EDUC1104 A World of Mobile Learning
- 6 points
|Semester 1||UWA (Perth)||Multi-mode|
- Details for undergraduate courses
- The area of knowledge for this unit is Society and Culture
- Category A broadening unit for Bachelor of Arts students where relevant according to the broadening requirements for each student
- Level 1 elective
- This unit explores mobile learning around the globe, taking in issues in the developing and developed world, spanning the whole range of technology from feature phones to smart devices and wearables, and exploring educational possibilities from e-books and apps through multimedia recording and social/professional networking to QR codes and immersive augmented reality.
The unit demonstrates that new technologies function within complex cultural, social, political, economic and educational ecologies, resulting in different possibilities in diverse cultural contexts. Following an introduction to educational theory, the unit looks at how mobile learning may fit with a variety of educational approaches. Formal and informal mobile learning in the developed and developing world is compared and contrasted, with a number of case studies examined in detail, and the idea that mobile technologies can reach and connect the entire population is critiqued. Networked learning in different contexts, including the role of such learning in social and political events around the world, is also examined.
In addition, there is a close examination of students' own current or future integration of mobile tools to reach and connect with others, and to support their learning. Here, the unit focuses on tools such as feature phones, smartphones, tablets and digital media players, and approaches such as the educational use of SMS, e-books, apps, polling, multimedia recording, QR codes and augmented reality are covered. Following the current shift in Western education to a BYOD (Bring Your Own Device) model, students are invited to use their own mobile devices to undertake unit tasks, but there is no obligation to do so, as all tasks can be completed on desktop or laptop computers, such as those available in the GSE computer laboratory and other laboratories on campus. Commonly available, free software is recommended to students.
- Students are able to (1) know and understand that new technologies function within complex cultural, social, political, economic and educational ecologies, resulting in different possibilities in diverse cultural contexts; (2) know and understand the specific affordances of mobile devices for formal, informal and networked learning in diverse cultural contexts; (3) know and understand the use of mobile devices for formal and informal learning in both the developing and developed world; (4) apply their knowledge and understanding of mobile devices to support their own learning in the current and future contexts, and critically examine this usage; (5) critically examine the use of mobile devices for formal and informal learning in both the developing and developed world; (6) critically examine the notion of mobile devices delivering digital education and information for all; and (7) create a series of recommendations on using mobile technologies to support learning, for other learners in their major study area.
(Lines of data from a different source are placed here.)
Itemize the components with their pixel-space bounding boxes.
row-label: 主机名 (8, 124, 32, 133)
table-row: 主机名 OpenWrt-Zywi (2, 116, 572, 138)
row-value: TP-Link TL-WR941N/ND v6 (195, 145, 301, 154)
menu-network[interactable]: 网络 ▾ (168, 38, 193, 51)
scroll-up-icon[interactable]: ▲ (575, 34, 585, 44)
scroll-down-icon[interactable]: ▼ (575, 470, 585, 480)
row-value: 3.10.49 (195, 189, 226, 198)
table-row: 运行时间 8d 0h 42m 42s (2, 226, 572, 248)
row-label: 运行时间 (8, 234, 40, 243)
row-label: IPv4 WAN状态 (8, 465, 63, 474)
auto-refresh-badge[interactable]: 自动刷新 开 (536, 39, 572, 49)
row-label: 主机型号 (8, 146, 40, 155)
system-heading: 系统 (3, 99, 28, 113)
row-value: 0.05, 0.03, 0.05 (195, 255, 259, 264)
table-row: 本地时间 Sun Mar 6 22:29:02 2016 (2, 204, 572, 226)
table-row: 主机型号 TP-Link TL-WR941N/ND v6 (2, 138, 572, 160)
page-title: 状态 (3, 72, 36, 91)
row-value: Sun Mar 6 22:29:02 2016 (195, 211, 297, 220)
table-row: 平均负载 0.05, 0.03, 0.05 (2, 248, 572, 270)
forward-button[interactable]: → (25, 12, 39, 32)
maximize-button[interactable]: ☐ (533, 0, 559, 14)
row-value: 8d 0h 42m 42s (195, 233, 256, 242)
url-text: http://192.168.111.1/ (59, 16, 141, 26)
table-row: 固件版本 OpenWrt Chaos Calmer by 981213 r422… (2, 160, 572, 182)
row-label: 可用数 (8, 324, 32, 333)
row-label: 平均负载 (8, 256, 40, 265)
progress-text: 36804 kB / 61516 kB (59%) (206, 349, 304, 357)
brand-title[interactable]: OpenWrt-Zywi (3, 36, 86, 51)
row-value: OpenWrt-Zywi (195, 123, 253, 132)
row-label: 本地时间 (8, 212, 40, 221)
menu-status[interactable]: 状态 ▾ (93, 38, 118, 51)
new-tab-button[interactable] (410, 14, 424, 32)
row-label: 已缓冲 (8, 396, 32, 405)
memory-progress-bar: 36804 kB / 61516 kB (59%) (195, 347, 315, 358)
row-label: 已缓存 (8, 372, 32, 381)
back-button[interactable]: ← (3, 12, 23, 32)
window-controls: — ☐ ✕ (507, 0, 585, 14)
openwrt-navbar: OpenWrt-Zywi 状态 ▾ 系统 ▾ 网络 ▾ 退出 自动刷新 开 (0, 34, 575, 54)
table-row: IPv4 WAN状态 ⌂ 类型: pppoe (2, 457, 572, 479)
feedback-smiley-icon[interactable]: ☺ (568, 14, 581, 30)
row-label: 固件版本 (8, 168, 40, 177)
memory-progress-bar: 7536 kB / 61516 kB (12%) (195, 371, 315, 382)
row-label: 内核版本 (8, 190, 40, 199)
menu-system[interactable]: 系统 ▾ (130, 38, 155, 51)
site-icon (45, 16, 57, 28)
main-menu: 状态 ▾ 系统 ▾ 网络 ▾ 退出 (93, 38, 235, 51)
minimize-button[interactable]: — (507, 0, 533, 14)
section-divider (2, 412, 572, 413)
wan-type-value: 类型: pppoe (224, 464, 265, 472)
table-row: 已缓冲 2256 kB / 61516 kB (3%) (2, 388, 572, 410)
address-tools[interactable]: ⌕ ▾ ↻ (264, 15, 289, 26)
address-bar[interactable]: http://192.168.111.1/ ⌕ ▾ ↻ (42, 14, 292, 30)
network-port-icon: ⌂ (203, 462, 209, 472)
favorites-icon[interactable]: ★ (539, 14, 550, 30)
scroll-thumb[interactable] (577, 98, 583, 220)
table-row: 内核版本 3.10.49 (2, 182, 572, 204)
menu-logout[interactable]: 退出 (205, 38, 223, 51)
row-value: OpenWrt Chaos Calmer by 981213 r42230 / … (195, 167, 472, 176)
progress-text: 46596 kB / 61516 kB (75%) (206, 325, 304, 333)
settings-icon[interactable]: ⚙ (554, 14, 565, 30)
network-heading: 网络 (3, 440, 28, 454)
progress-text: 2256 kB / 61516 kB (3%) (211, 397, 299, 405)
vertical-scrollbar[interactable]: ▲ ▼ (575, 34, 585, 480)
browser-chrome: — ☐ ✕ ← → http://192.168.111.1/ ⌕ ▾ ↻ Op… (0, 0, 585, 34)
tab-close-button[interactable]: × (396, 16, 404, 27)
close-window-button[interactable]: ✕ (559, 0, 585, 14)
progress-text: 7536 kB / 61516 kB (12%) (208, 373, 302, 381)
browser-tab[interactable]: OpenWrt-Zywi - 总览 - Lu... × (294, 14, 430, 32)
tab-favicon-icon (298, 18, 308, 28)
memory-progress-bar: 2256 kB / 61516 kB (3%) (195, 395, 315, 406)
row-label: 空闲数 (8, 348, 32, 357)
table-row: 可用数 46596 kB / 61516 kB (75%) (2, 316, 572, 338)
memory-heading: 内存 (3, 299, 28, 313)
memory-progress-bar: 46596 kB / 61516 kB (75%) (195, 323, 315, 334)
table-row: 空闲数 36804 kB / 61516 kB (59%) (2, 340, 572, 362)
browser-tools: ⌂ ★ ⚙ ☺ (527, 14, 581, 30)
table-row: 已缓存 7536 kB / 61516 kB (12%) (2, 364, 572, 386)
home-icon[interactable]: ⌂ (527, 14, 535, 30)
- Indicative assessments in this unit are as follows: (1) automated lecture quizzes; (2) online discussion board activities; and (3) production of an online guide to the use of mobile devices in students' major study area, including integration of feedback from learners in that area. Further information is available in the unit outline.
Supplementary assessment is not available in this unit except in the case of a bachelor's pass degree student who has obtained a mark of 45 to 49 overall and is currently enrolled in this unit, and it is the only remaining unit that the student must pass in order to complete their course.
- Unit Coordinator(s)
- Associate Professor Mark Pegrum
- The availability of units in Semester 1, 2, etc. was correct at the time of publication but may be subject to change.
- All students are responsible for identifying when they need assistance to improve their academic learning, research, English language and numeracy skills; seeking out the services and resources available to help them; and applying what they learn. Students are encouraged to register for free online support through GETSmart; to help themselves to the extensive range of resources on UWA's STUDYSmarter website; and to participate in WRITESmart and (ma+hs)Smart drop-ins and workshops.
- Books and other material wherever listed may be subject to change. Book lists relating to 'Preliminary reading', 'Recommended reading' and 'Textbooks' are, in most cases, available at the University Co-operative Bookshop (from early January) and appropriate administrative offices for students to consult. Where texts are listed in the unit description above, an asterisk (*) indicates that the book is available in paperback.